Functional and dynamic polymerization of the ALS-linked protein TDP-43
antagonizes its pathologic aggregation.
Afroz T(1), Hock EM(1), Ernst P(2), Foglieni C(3), Jambeau M(1), Gilhespy LAB(1),
Laferriere F(1), Maniecka Z(1), Plückthun A(2), Mittl P(2), Paganetti P(3),
Allain FHT(4), Polymenidou M(5).
Author information:
(1)Institute of Molecular Life Sciences, University of Zurich,
Winterthurerstrasse 190, CH-8057, Zurich, Switzerland.
(2)Department of Biochemistry, University of Zurich, Winterthurerstrasse 190,
CH-8057, Zurich, Switzerland.
(3)Laboratory for Biomedical Neurosciences, Neurocenter of Southern Switzerland,
Via Tesserete 46, CH-6900, Lugano, Switzerland.
(4)Institute of Molecular Biology and Biophysics, ETH Zurich, CH-8093, Zurich,
Switzerland.
(5)Institute of Molecular Life Sciences, University of Zurich,
Winterthurerstrasse 190, CH-8057, Zurich, Switzerland.
.
TDP-43 is a primarily nuclear RNA-binding protein, whose abnormal phosphorylation
and cytoplasmic aggregation characterizes affected neurons in patients with
amyotrophic lateral sclerosis and frontotemporal dementia. Here, we report that
physiological nuclear TDP-43 in mouse and human brain forms homo-oligomers that
are resistant to cellular stress. Physiological TDP-43 oligomerization is
mediated by its N-terminal domain, which can adopt dynamic, solenoid-like
structures, as revealed by a 2.1 Å crystal structure in combination with nuclear
magnetic resonance spectroscopy and electron microscopy. These head-to-tail
TDP-43 oligomers are unique among known RNA-binding proteins and represent the
functional form of the protein in vivo, since their destabilization results in
loss of alternative splicing regulation of known neuronal RNA targets.
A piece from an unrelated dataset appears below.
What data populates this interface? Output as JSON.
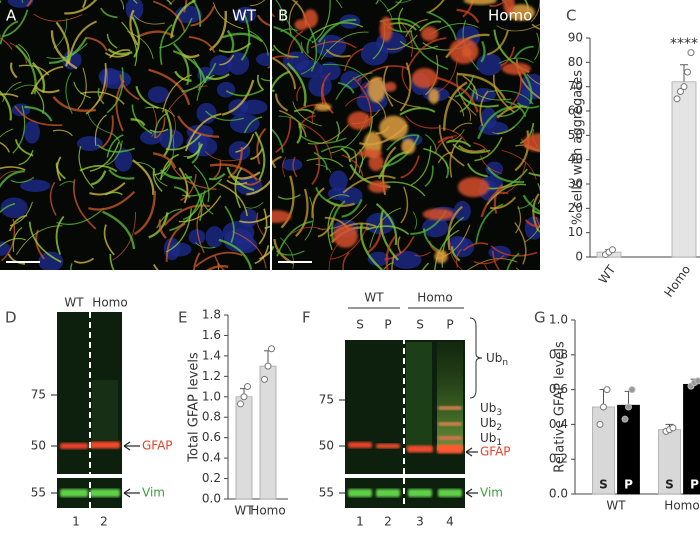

Our
findings indicate that N-terminal domain-driven oligomerization spatially
separates the adjoining highly aggregation-prone, C-terminal low-complexity
domains of consecutive TDP-43 monomers, thereby preventing low-complexity domain
inter-molecular interactions and antagonizing the formation of pathologic
aggregates.TDP-43 aggregation is observed in amyotrophic lateral sclerosis. Here
the authors combine X-ray crystallography, nuclear magnetic resonance and
electron microscopy studies and show that physiological oligomerization of TDP-43
is mediated through its N-terminal domain, which forms functional and dynamic
oligomers antagonizing pathologic aggregation.
DOI: 10.1038/s41467-017-00062-0
PMCID: PMC5491494
PMID: 28663553 [Indexed for MEDLINE]